It's a shame there isn't a roll bar with the car, or is there one with parts? (All British cars come with a trailer load of parts). When they started requiring them, they initially used all types back then, from small hoops to "tripods" even. There may be evidence of that in the car. When SCCA started doing it, the roll bar would have the logbook number stamped into it, with region number and sequential number of the logbook. It could tell you where the car was initially inspected and approved, and an inquiry to SCCA archives MIGHT tell you the specifics about the owner, driver and date the number was issued. 

GGagny - the last time I remember seeing Randy Canfield at the Runoffs his blue (?) car was a bit bent. That was a long time ago, and i haven't been to the Runoffs since they left Road Atlanta. Very glad to hear he is still running strong - that is exactly what I want to be doing when I am 82. Have only been to Summit Point once, 2 years ago, and then I was on the S/F flagstand the entire time, so I never got to see the track!!! Afla 100th anniversary convention time trials 2 years ago, of course I spoke up ahead of time and volunteered..... There are some old Prod racers around here who do mostly vintage, tag along a little bit. Not in a position to let that bug bite me now...... as bad as I would like to roll up my sleeve. nuff said.


----------



## oddrods (Feb 6, 2007)

No roll bar. It was welded in origonally. No trailer load of spares either. It was beat to within an inch of it's life before I got it. I thought it was fairly rust free. Key word was thought! There was a 2ft square section of the bonnet that had been crudely cut out and replaced with a JC Whitney type plastic scoop. This is how it looks now.


----------



## slotcarman12078 (Oct 3, 2008)

It looks happy!!


----------



## alpink (Aug 22, 2010)

perky smile, round cheery cheeks, bright eyes. yep, happy. LOL


----------



## oddrods (Feb 6, 2007)

I think it's happy because It's no longer going to the crushers!


----------



## ggnagy (Aug 16, 2010)

*All bugeye's are happy*

these pictures are someone elses and from 09, but this is pretty much as how Randy's car looks today.
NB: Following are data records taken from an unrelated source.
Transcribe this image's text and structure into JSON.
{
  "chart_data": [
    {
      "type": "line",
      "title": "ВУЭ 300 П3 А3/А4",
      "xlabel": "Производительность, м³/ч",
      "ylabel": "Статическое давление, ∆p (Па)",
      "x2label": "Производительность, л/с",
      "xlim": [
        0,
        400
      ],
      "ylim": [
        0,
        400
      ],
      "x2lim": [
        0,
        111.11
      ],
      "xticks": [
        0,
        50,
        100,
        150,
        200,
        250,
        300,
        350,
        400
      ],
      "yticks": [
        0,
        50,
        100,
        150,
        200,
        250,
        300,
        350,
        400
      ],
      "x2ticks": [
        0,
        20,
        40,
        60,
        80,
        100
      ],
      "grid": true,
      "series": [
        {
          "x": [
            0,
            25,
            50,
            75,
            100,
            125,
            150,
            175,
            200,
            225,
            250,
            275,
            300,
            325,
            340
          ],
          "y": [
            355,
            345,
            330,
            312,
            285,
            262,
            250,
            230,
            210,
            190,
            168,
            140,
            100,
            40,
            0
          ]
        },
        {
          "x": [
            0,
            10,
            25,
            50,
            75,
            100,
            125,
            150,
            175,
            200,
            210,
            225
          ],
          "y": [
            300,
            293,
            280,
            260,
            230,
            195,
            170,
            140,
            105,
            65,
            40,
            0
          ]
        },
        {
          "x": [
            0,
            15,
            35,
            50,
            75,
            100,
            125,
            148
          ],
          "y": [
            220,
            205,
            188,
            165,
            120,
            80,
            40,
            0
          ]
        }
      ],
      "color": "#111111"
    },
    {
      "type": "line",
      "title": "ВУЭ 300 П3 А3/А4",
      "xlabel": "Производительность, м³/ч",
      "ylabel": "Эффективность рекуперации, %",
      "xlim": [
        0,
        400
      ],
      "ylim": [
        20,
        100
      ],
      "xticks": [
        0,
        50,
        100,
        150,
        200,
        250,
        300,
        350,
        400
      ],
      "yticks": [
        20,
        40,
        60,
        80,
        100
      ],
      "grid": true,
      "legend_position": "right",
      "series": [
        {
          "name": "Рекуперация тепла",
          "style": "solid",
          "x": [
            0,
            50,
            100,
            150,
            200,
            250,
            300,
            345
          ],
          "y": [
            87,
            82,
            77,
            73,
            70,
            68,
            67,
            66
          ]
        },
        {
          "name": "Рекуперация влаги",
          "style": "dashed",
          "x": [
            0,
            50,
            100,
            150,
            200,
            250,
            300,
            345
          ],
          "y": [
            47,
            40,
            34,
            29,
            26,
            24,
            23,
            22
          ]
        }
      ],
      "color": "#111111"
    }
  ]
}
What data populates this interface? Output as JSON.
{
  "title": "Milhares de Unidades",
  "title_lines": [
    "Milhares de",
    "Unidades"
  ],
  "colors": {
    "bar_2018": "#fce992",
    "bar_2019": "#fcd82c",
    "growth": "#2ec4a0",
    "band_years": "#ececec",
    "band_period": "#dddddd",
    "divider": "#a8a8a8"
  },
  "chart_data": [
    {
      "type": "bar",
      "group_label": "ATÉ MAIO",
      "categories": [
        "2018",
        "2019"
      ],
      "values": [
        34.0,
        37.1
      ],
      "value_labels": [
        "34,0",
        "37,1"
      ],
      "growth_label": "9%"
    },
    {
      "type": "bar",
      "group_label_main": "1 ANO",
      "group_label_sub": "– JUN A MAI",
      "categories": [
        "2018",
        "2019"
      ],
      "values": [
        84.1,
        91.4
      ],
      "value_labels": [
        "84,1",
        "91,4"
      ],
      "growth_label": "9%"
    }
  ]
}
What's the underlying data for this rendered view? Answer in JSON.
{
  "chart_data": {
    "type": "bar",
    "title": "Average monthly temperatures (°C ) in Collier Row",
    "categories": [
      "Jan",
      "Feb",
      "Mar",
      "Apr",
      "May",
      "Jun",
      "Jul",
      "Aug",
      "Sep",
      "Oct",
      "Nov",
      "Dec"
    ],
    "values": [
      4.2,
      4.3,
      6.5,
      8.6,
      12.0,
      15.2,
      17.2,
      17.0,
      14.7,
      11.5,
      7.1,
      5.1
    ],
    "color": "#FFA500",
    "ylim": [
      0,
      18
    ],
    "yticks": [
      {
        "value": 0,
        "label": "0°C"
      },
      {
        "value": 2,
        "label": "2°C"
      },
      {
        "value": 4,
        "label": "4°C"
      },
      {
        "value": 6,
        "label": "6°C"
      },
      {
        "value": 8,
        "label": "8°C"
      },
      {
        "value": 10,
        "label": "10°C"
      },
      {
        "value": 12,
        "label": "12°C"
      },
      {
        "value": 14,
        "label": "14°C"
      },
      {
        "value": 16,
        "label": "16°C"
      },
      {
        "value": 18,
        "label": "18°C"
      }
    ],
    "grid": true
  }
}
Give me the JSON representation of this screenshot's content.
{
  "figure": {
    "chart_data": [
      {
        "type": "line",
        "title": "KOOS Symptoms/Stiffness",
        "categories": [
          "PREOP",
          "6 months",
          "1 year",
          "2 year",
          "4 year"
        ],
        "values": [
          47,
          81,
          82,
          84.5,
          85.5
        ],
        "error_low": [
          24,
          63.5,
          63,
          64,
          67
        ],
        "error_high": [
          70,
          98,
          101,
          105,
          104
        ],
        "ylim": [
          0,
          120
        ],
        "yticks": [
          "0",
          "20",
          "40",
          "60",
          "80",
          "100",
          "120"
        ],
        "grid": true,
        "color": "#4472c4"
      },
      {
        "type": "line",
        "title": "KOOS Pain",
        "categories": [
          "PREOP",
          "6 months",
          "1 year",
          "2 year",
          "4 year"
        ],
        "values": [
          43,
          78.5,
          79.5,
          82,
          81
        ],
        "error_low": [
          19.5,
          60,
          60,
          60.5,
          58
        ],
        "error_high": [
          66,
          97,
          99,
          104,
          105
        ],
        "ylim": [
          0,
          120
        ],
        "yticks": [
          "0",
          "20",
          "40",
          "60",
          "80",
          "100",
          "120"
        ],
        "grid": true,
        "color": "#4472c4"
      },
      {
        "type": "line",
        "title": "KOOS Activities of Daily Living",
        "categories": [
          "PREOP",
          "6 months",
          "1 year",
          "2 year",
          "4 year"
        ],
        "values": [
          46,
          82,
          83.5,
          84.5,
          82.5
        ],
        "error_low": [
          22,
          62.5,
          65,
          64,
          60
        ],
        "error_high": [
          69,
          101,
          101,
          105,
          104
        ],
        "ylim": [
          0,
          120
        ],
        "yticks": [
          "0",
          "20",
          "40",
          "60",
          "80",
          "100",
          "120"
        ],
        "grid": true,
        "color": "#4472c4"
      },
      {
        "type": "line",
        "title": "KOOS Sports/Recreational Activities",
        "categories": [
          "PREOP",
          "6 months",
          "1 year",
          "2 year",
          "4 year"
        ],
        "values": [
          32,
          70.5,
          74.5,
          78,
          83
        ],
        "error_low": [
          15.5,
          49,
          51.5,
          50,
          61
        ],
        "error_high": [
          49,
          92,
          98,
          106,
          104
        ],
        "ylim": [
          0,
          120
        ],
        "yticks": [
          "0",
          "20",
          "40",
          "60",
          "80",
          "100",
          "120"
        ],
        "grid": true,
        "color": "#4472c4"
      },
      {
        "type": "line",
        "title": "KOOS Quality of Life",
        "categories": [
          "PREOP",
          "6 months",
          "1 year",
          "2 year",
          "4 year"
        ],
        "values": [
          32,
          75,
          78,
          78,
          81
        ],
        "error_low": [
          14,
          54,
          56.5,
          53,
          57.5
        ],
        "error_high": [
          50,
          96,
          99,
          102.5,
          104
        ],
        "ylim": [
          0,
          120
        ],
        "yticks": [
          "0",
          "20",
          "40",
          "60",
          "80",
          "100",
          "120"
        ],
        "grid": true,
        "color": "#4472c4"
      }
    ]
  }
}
He has had two cars over his close to 50 years of racing, and you are probably remembering the end of chassis 1. They have been Midnight Blue for a long, long time.
Pocono 
Pocono Tech Shed


----------



## SplitPoster (May 16, 2006)

That Bugeye is as cool as it gets, and it does look happy! The Canfield pics are fantastic. You're right, I couldn't remember if his car was dark blue or black, but as a young guy all I wanted to do was race prod cars. Managed to race Spridgets once or twice, there's a story there and I made a good friend in the process. But never fulfilled that dream completely. A friend nearby bought two retired MW Div Spridgets, to go with all his other old smallbore race cars I guess. He has mentioned he doesn't really need both. If the hole in my wallet gets sewed up one of them would be tempting. 

A group of guys in Jackson Mississippi bought used Bugeyes in the 1960's when they were cheap, and they raced 5 of them. Team Frog. The first one was called the Happy Frog. I "rescued" that car about 25 years ago, it was sitting outside. It was a few years before I started racing, and I sold it a few years later when I couldn't afford to prepare a cheap Prod car and could manage a cheap IT car. The only piece I have left is a bent conrod... I didn't bend it, but that's what got the car parked in the first place. Wish I could have kept the rest of it! The first aforementioned friend wrote one of the Frogs off at Pensacola NAS in the old ARRC days, rolled it 6 times he said. I still remember that stronger front stub axles and double bearing rear hubs have been the way to go for some time......


----------